Foreign investment banks such as Morgan Stanley are looking to join HSBC, JPMorgan Chase, Nomura Holdings and UBS Group in owning controlling stakes in onshore securities joint ventures in China under liberalized rules announced in 2017.

"JPMorgan welcomes any decision made by the Chinese government that looks to liberalize its financial sector further," said the bank's China chief executive, Mark Leung.

Citigroup, which is in the process of setting up a majority-owned securities joint venture in China, also welcomed "any move that leads to the further opening up of the Chinese financial system."

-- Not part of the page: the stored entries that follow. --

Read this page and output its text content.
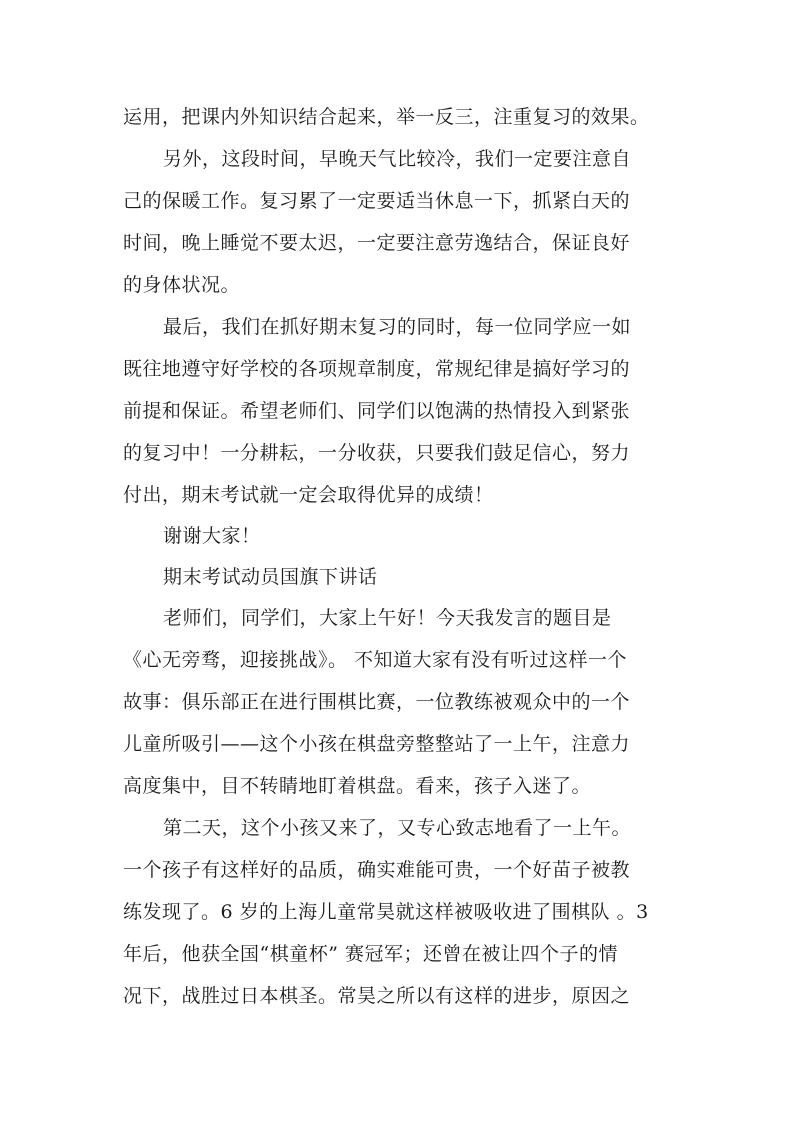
运用，把课内外知识结合起来，举一反三，注重复习的效果。
另外，这段时间，早晚天气比较冷，我们一定要注意自
己的保暖工作。复习累了一定要适当休息一下，抓紧白天的
时间，晚上睡觉不要太迟，一定要注意劳逸结合，保证良好
的身体状况。
最后，我们在抓好期末复习的同时，每一位同学应一如
既往地遵守好学校的各项规章制度，常规纪律是搞好学习的
前提和保证。希望老师们、同学们以饱满的热情投入到紧张
的复习中！一分耕耘，一分收获，只要我们鼓足信心，努力
付出，期末考试就一定会取得优异的成绩！
谢谢大家！
期末考试动员国旗下讲话
老师们，同学们，大家上午好！今天我发言的题目是
《心无旁骛，迎接挑战》。 不知道大家有没有听过这样一个
故事：俱乐部正在进行围棋比赛，一位教练被观众中的一个
儿童所吸引——这个小孩在棋盘旁整整站了一上午，注意力
高度集中，目不转睛地盯着棋盘。看来，孩子入迷了。
第二天，这个小孩又来了，又专心致志地看了一上午。
一个孩子有这样好的品质，确实难能可贵，一个好苗子被教
练发现了。6 岁的上海儿童常昊就这样被吸收进了围棋队 。3
年后，他获全国“棋童杯” 赛冠军；还曾在被让四个子的情
况下，战胜过日本棋圣。常昊之所以有这样的进步，原因之
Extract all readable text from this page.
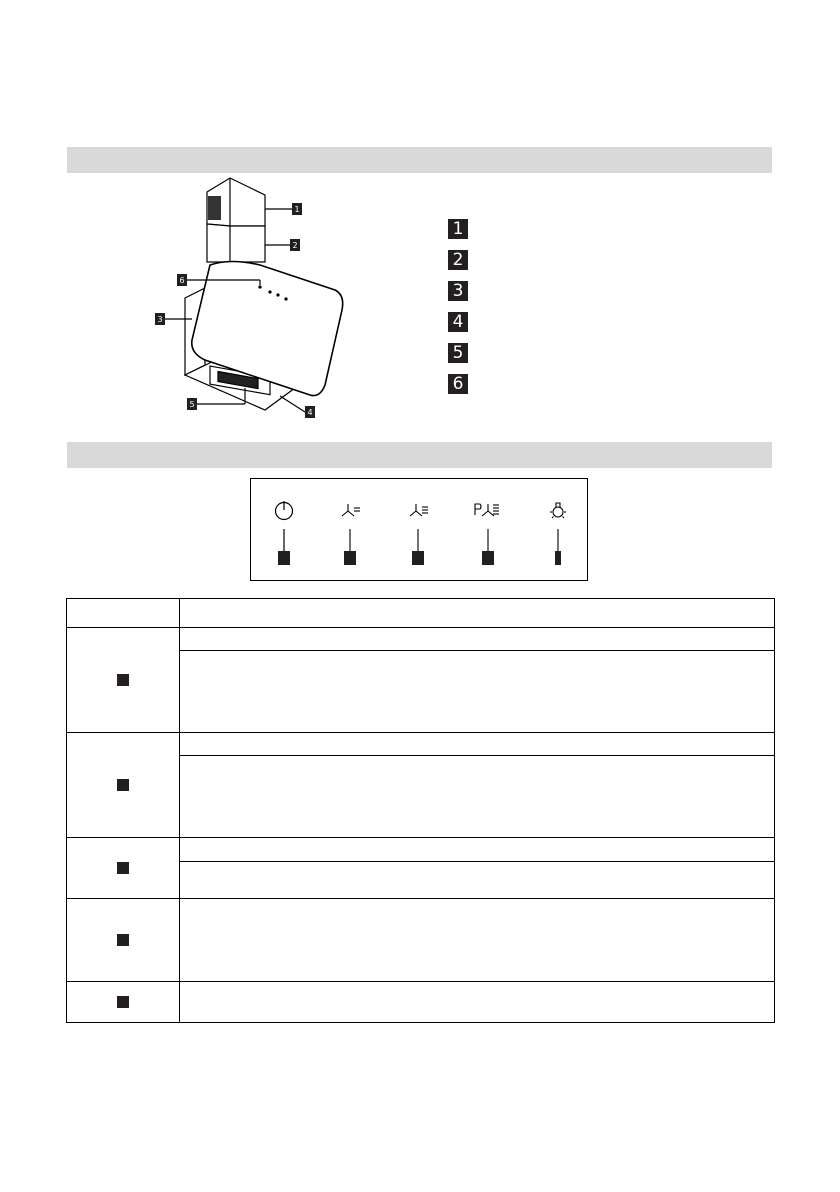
1
2
6
3
4
5
1
2
3
4
5
6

Beijing has recently allowed many foreign financial firms to either set up new businesses onshore or expand their presence through majority ownership in domestic joint ventures across mutual funds, insurance and brokerage businesses.

Morgan Stanley is likely to get regulatory approval for owning a majority stake in the second half of this year.

China is moving forward the schedule to show the world that it will not stop opening up its financial sector, Li said, adding that the government will also reduce restrictions next year on market access for foreign investors in the value-added telecoms services and transport sectors.

Leaders of the G20 major economies had at the weekend warned of growing risks to the global economy but stopped short of denouncing protectionism after talks some members described as difficult.

Echoing the sentiment, Li said protectionism is rising amid a slowing global economy, and common ground must be sought. "I believe people are all in the same boat. We should promote the spirit of partnership, carry out equal consultations, seek common ground while reserving differences and manage and control disputes," Li said.